Alain Carignon est un affairiste. Condamné pour corruption, il a eu le temps de marquer la ville en créant un quartier à son image : Europole.
En empruntant le tram B, la transition est flagrante entre l’arrêt Saint-Bruno (quartier ouvrier par excellence) et le Palais de justice. Vous passez au pied d’un long édifice d’un noir inaltérable : c'est GEM (Grenoble École de Management, la pointe sud du quartier), où convergent de futurs managers fumant clope sur clope.
Cet édifice marque la pointe sud du quartier et est complété par les bâtiments en arc de cercle de la place Schuman. Ici, pas un arbre, mais du verre, de l’acier et du béton. L’architecture écrase par sa puissance, et l’inscription World Trade Center surmonte le tout comme une cerise sur le gâteau.
Pourtant, derrière ces atours et son clinquant, Europole a la réputation d’être un peu « mort ». Mais faisons taire les mauvaises langues : la vie n’y est pas absente. Elle est juste de passage. Ainsi, tôt le matin, la place s’anime avec l’arrivée des premiers trains déchargeant une flopée de travailleurs. Toutes les dix minutes, une file indienne traverse la place, qui, à 9 h, retrouve sa quiétude minérale.
Optimisation spatiale
Il y a encore 20 ans, le triangle que forme Europole n’était qu’une friche où la Brasserie de la Frise, vieille de plus d’un siècle côtoyait la gare de marchandises. Elles sont toutes deux rasées dans la fin des années 80 sous l’impulsion d’Alain Carignon (maire RPR de 1983 à 1995) qui souhaite créer un quartier uniquement dédié au « business ».

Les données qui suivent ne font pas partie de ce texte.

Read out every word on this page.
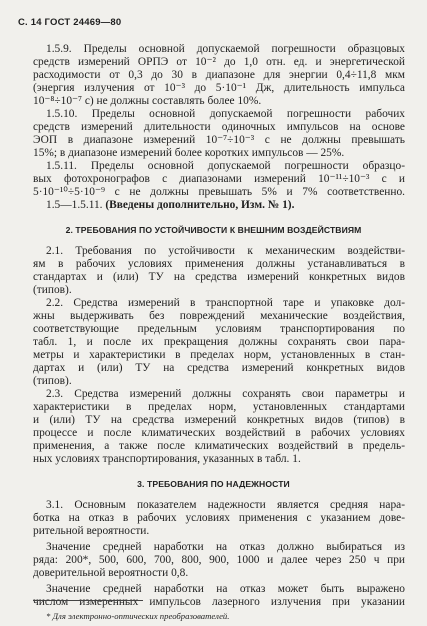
С. 14 ГОСТ 24469—80
1.5.9. Пределы основной допускаемой погрешности образцовых
средств измерений ОРПЭ от 10⁻² до 1,0 отн. ед. и энергетической
расходимости от 0,3 до 30 в диапазоне для энергии 0,4÷11,8 мкм
(энергия излучения от 10⁻³ до 5·10⁻¹ Дж, длительность импульса
10⁻⁸÷10⁻⁷ с) не должны составлять более 10%.
1.5.10. Пределы основной допускаемой погрешности рабочих
средств измерений длительности одиночных импульсов на основе
ЭОП в диапазоне измерений 10⁻⁷÷10⁻³ с не должны превышать
15%; в диапазоне измерений более коротких импульсов — 25%.
1.5.11. Пределы основной допускаемой погрешности образцо-
вых фотохронографов с диапазонами измерений 10⁻¹¹÷10⁻³ с и
5·10⁻¹⁰÷5·10⁻⁹ с не должны превышать 5% и 7% соответственно.
1.5—1.5.11. (Введены дополнительно, Изм. № 1).
2. ТРЕБОВАНИЯ ПО УСТОЙЧИВОСТИ К ВНЕШНИМ ВОЗДЕЙСТВИЯМ
2.1. Требования по устойчивости к механическим воздействи-
ям в рабочих условиях применения должны устанавливаться в
стандартах и (или) ТУ на средства измерений конкретных видов
(типов).
2.2. Средства измерений в транспортной таре и упаковке дол-
жны выдерживать без повреждений механические воздействия,
соответствующие предельным условиям транспортирования по
табл. 1, и после их прекращения должны сохранять свои пара-
метры и характеристики в пределах норм, установленных в стан-
дартах и (или) ТУ на средства измерений конкретных видов
(типов).
2.3. Средства измерений должны сохранять свои параметры и
характеристики в пределах норм, установленных стандартами
и (или) ТУ на средства измерений конкретных видов (типов) в
процессе и после климатических воздействий в рабочих условиях
применения, а также после климатических воздействий в предель-
ных условиях транспортирования, указанных в табл. 1.
3. ТРЕБОВАНИЯ ПО НАДЕЖНОСТИ
3.1. Основным показателем надежности является средняя нара-
ботка на отказ в рабочих условиях применения с указанием дове-
рительной вероятности.
Значение средней наработки на отказ должно выбираться из
ряда: 200*, 500, 600, 700, 800, 900, 1000 и далее через 250 ч при
доверительной вероятности 0,8.
Значение средней наработки на отказ может быть выражено
числом измеренных импульсов лазерного излучения при указании
* Для электронно-оптических преобразователей.
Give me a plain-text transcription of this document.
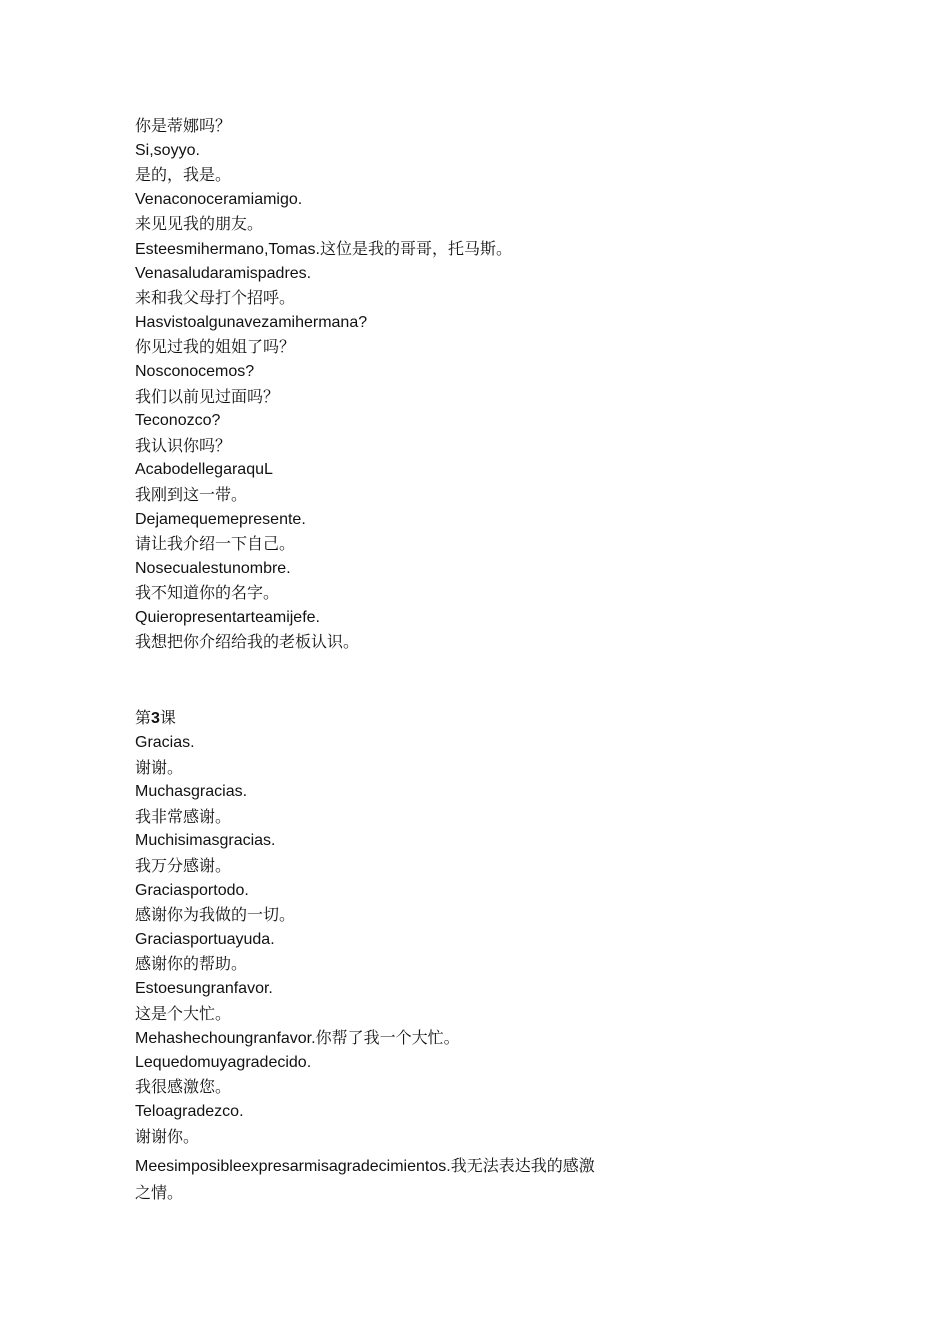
你是蒂娜吗？
Si,soyyo.
是的，我是。
Venaconoceramiamigo.
来见见我的朋友。
Esteesmihermano,Tomas.这位是我的哥哥，托马斯。
Venasaludaramispadres.
来和我父母打个招呼。
Hasvistoalgunavezamihermana?
你见过我的姐姐了吗？
Nosconocemos?
我们以前见过面吗？
Teconozco?
我认识你吗？
AcabodellegaraquL
我刚到这一带。
Dejamequemepresente.
请让我介绍一下自己。
Nosecualestunombre.
我不知道你的名字。
Quieropresentarteamijefe.
我想把你介绍给我的老板认识。
第3课
Gracias.
谢谢。
Muchasgracias.
我非常感谢。
Muchisimasgracias.
我万分感谢。
Graciasportodo.
感谢你为我做的一切。
Graciasportuayuda.
感谢你的帮助。
Estoesungranfavor.
这是个大忙。
Mehashechoungranfavor.你帮了我一个大忙。
Lequedomuyagradecido.
我很感激您。
Teloagradezco.
谢谢你。
Meesimposibleexpresarmisagradecimientos.我无法表达我的感激之情。
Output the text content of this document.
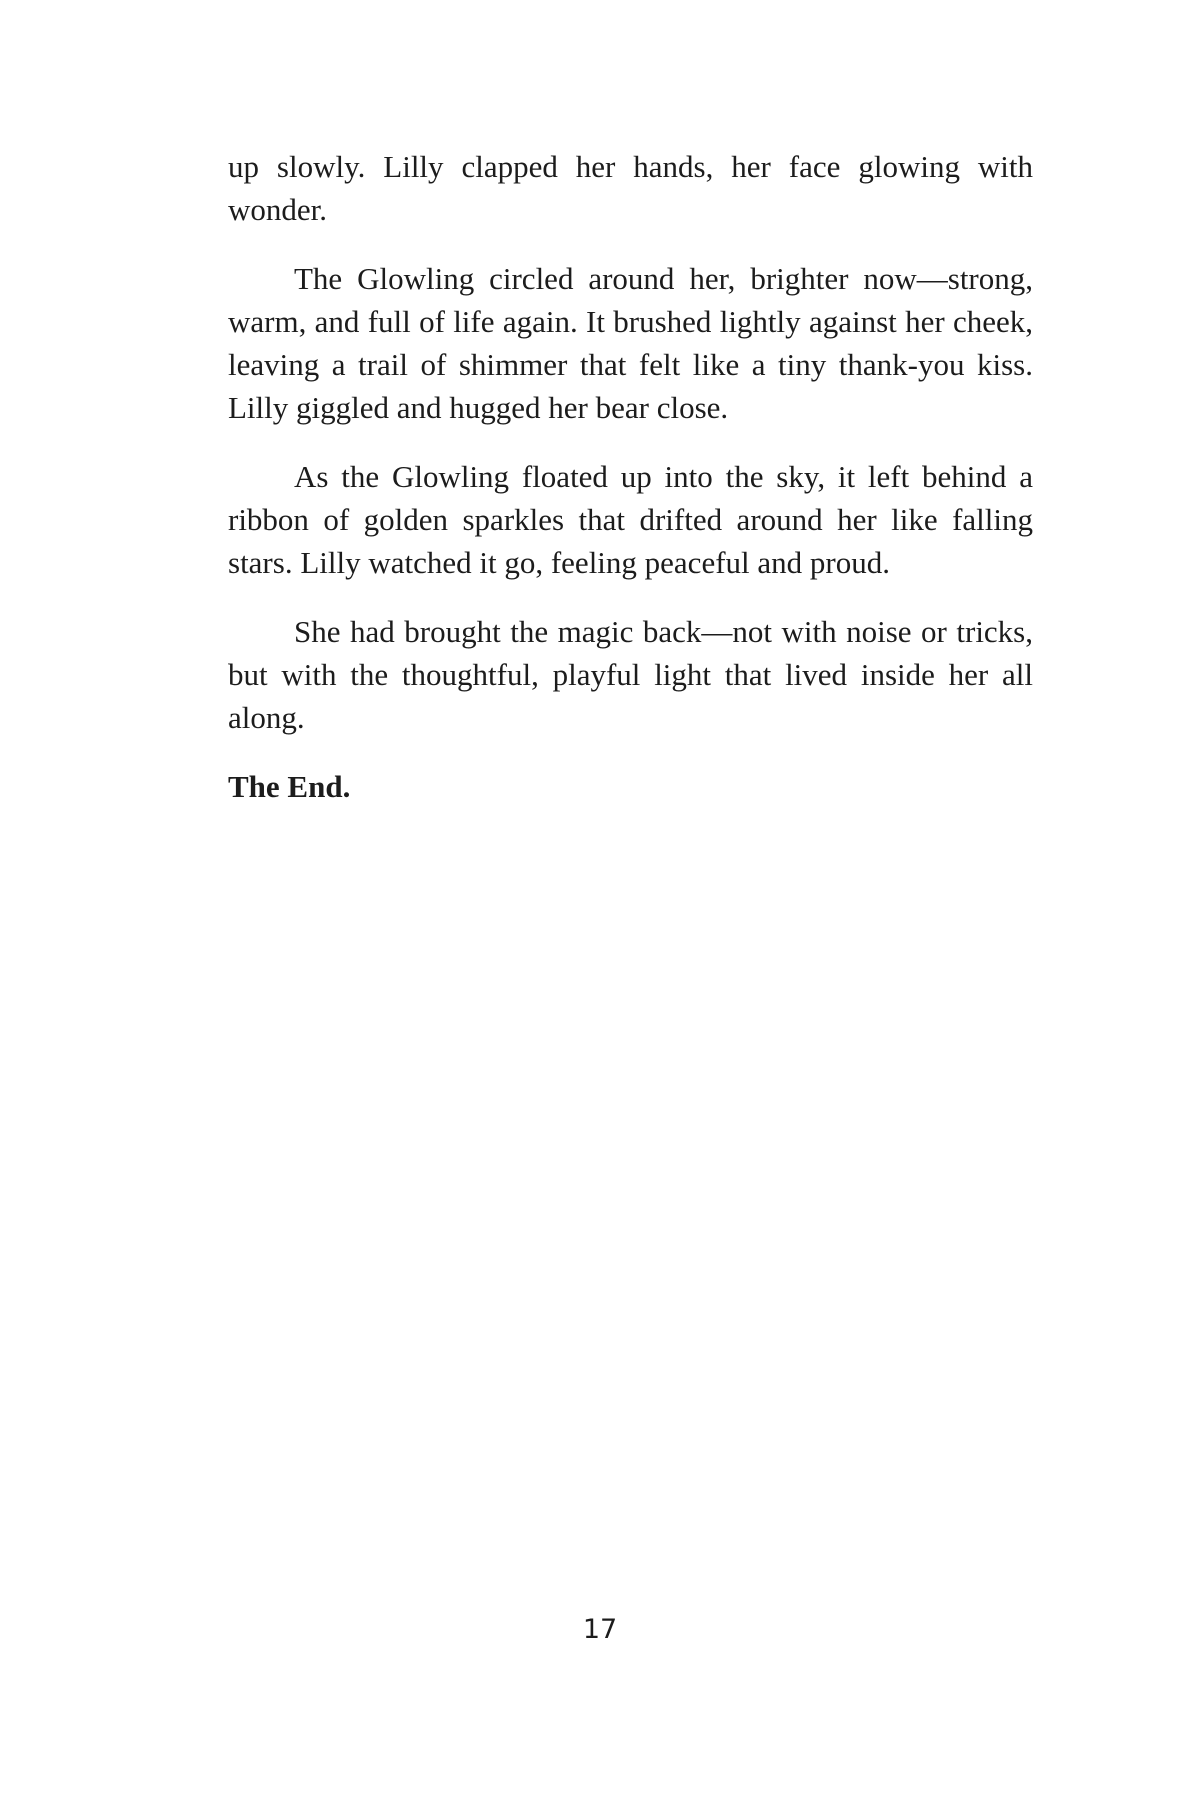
up slowly. Lilly clapped her hands, her face glowing with wonder.

The Glowling circled around her, brighter now—strong, warm, and full of life again. It brushed lightly against her cheek, leaving a trail of shimmer that felt like a tiny thank-you kiss. Lilly giggled and hugged her bear close.

As the Glowling floated up into the sky, it left behind a ribbon of golden sparkles that drifted around her like falling stars. Lilly watched it go, feeling peaceful and proud.

She had brought the magic back—not with noise or tricks, but with the thoughtful, playful light that lived inside her all along.

The End.

17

Obsédé par le rayonnement international de sa ville, il imagine Europole comme le quartier de la Défense à Paris. Sur les restes fumants du XXe siècle, l’on construit donc un World Trade Center, qui se veut le symbole de la modernité grenobloise (13 700 m2 de bureau, où conférences, réunions et séminaires s’enchaînent) et accueille le siège d’entreprise comme GEG, Schneider Electric et bientôt la CCI (qui va déménager en 2020).
Plus loin, sur la rue Doyen Louis Weil, longue de 400 m, pas un commerce, mais des parkings et des caméras, qui surveillent les précieux véhicules. Les gros blocs de bureau écrasent les passants, par leurs nombreuses baies vitrées encastrées dans d’immenses cubes de béton. À leur pied, quelques arbres tentent de survivre, tout comme un employé dont la cigarette se consume au bas d’un bloc.
De la cité internationale au Palais
Au bout de cette rue, la cité scolaire internationale Europole (la pointe nord du quartier) ne détonne pas avec le paysage. Ici, les élèves sont au cœur de la mondialisation : le collègue-lycée accueille plusieurs sections internationales, une classe bi-nationale et même une école américaine privée (et payante à 4200 € l’année).
Elle fait le lien avec la presqu’île scientifique, et notamment Minatec, centre de recherche grenoblois, qui se trouve de l’autre côté de la rue Felix Esclangon. Reste, après ce sommet de l’internationalisation, à revenir sur ses pas sur la rue d’Arménie pour découvrir la pointe ouest : le Palais de Justice.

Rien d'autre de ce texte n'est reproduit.